Passage: Mark 30-34, 53-56

I was hoping I would be able to post earlier this week but life has been busy.

We all have weeks when we yearn to withdraw into a quiet place with Christ and rest away from the noisy crowd with its odd demands and ever-pressing needs. And yet, those needs press in just as much in the quiet of the wilderness as in the busy city, office, or home. It is as if need runs ahead of us and meets us at the next shoreline, stoplight, or front door. So often my response to need is to hide behind the words of Christ, the poor you will always have with you… There is so so much need. What difference could I make in a world where few people never earn more than a dollar a day, and most of them make much less? What is the point of wearing myself out when those suffering in the death-grip of HIV-AIDS still have no hope of recovery, or the child forced to carry a gun in the Sudan will have nothing to return home to but misery, starvation, and violence?

And then Jesus sees the crowd. Any thoughts of rest are pushed aside in the face of overwhelming need. He is moved with compassion. I like that phrase. In the Greek the word is “splagch-nizo-mai” (σπλαγχνίζομαι) and it literally means that Jesus had a painful feeling in his intestines when he saw the crowd. He saw the crowd and instead of getting back in the boat and going on to a more secluded place his physical reaction was to give these poor, lost, hungry sheep the shepherd their existence yearned for, even if they couldn’t collectively voice their specific need.

There is no way that we can ease the suffering of those we encounter tired and hungry, wandering like lost sheep in our world unless our “gut reaction” is that of Christ who offers (as he does in v.34-44) his Word to guide and his Body to feed and strengthen.
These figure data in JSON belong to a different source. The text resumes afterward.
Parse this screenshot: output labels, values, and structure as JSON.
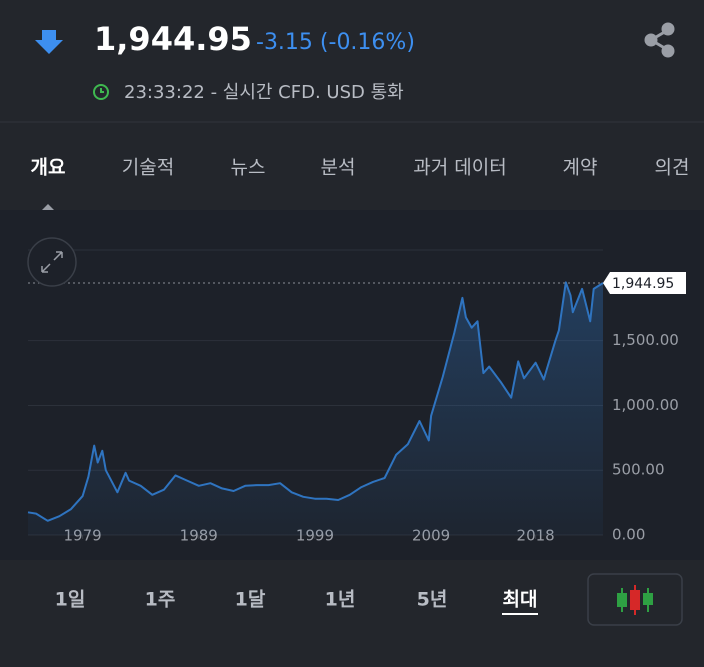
{
  "header": {
    "price": "1,944.95",
    "change": "-3.15 (-0.16%)",
    "timestamp": "23:33:22 - 실시간 CFD. USD 통화"
  },
  "tabs": [
    "개요",
    "기술적",
    "뉴스",
    "분석",
    "과거 데이터",
    "계약",
    "의견"
  ],
  "ranges": [
    "1일",
    "1주",
    "1달",
    "1년",
    "5년",
    "최대"
  ],
  "chart_data": {
    "type": "line",
    "x": [
      1974.3,
      1975,
      1976,
      1977,
      1978,
      1979,
      1979.5,
      1980,
      1980.3,
      1980.7,
      1981,
      1982,
      1982.7,
      1983,
      1984,
      1985,
      1986,
      1987,
      1988,
      1989,
      1990,
      1991,
      1992,
      1993,
      1994,
      1995,
      1996,
      1997,
      1998,
      1999,
      2000,
      2001,
      2002,
      2003,
      2004,
      2005,
      2006,
      2007,
      2008,
      2008.8,
      2009,
      2010,
      2011,
      2011.7,
      2012,
      2012.5,
      2013,
      2013.5,
      2014,
      2015,
      2015.9,
      2016.5,
      2017,
      2018,
      2018.7,
      2019,
      2019.7,
      2020,
      2020.6,
      2021,
      2021.2,
      2022,
      2022.7,
      2023,
      2023.8
    ],
    "values": [
      175,
      165,
      110,
      145,
      200,
      300,
      450,
      690,
      560,
      650,
      500,
      330,
      480,
      420,
      380,
      310,
      350,
      460,
      420,
      380,
      400,
      360,
      340,
      380,
      385,
      385,
      400,
      330,
      295,
      280,
      280,
      270,
      310,
      370,
      410,
      440,
      620,
      700,
      880,
      730,
      920,
      1220,
      1560,
      1830,
      1680,
      1600,
      1650,
      1250,
      1300,
      1180,
      1060,
      1340,
      1210,
      1330,
      1200,
      1290,
      1500,
      1580,
      1950,
      1850,
      1720,
      1900,
      1650,
      1900,
      1944.95
    ],
    "color": "#2f74c0",
    "xlim": [
      1974.3,
      2023.8
    ],
    "ylim": [
      0,
      2200
    ],
    "xticks": [
      1979,
      1989,
      1999,
      2009,
      2018
    ],
    "yticks": [
      {
        "value": 0,
        "label": "0.00"
      },
      {
        "value": 500,
        "label": "500.00"
      },
      {
        "value": 1000,
        "label": "1,000.00"
      },
      {
        "value": 1500,
        "label": "1,500.00"
      }
    ],
    "grid": true,
    "current_price": {
      "value": 1944.95,
      "label": "1,944.95"
    }
  }
}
The people’s response in v. 53-56 reminds us that wherever we go there will be need. People are looking in every place and every way for the one thing that will meet their needs and calm their restless spirit. Augustine wrote to God that, “our heart is restless until it rests in You.” We live in a restless world. There are days when we will be overcome with the task at hand. I wish I had a handy remedy of psychological trickery to convince us all that there is no reason to get discouraged; there is no fool-proof mantra. I do see the example of Christ, though: going on before us, pained in his very core to see the need still at hand, and stopping at nothing to meet that need with the only remedy that will truly answer to the issue of human suffering in our world. That answer is his Word and his Body.

We have the Word with us always. We are his Body.
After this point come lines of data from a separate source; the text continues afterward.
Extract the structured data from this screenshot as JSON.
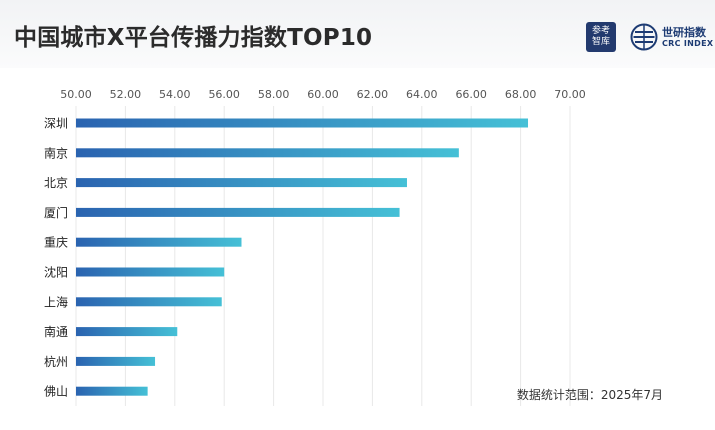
{
  "title": "中国城市X平台传播力指数TOP10",
  "logos": {
    "left_line1": "参考",
    "left_line2": "智库",
    "right_cn": "世研指数",
    "right_en": "CRC INDEX"
  },
  "note": "数据统计范围：2025年7月",
  "colors": {
    "bar_start": "#2a63b0",
    "bar_end": "#45c0d6",
    "grid": "#e8e8e8",
    "tick_text": "#555555",
    "label_text": "#222222"
  },
  "chart_data": {
    "type": "bar",
    "orientation": "horizontal",
    "categories": [
      "深圳",
      "南京",
      "北京",
      "厦门",
      "重庆",
      "沈阳",
      "上海",
      "南通",
      "杭州",
      "佛山"
    ],
    "values": [
      68.3,
      65.5,
      63.4,
      63.1,
      56.7,
      56.0,
      55.9,
      54.1,
      53.2,
      52.9
    ],
    "xlim": [
      50,
      70
    ],
    "ticks": [
      "50.00",
      "52.00",
      "54.00",
      "56.00",
      "58.00",
      "60.00",
      "62.00",
      "64.00",
      "66.00",
      "68.00",
      "70.00"
    ],
    "grid": true
  }
}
May Christ give us the faith to follow his lead.


1 comment:

Jeremy said...

"I wish I had a handy remedy of psychological trickery..."

No kidding - but as you say, it would be trickery and temporary. Jesus seems to acknowledge this need in his own experience (and by extension, ours) through going to a quiet place many times in the gospels. I do wonder how we are supposed to react, prepare, and digest these moments in our lives. I know I get overwhelmed sometimes! I know I can't truly engage, as Jesus models, with everyone, and I don't expect anyone else to that either.

So what do we do when frustration/tiredness threatens to overwhelm us? I think it's clear we need to lean on close friends and God. Does it need to be more complicated than sharing your feelings with a friend? Does it need to more elaborate than going to God in prayer? Maybe it would be more consistently comforting if it was more complicated, so we try to make it so. That way, we don't risk further engagement/connection - which "caused" the mess in the first place.

Hmm...I'll need to think on that one a bit more. Thanks for sharing, Peyton!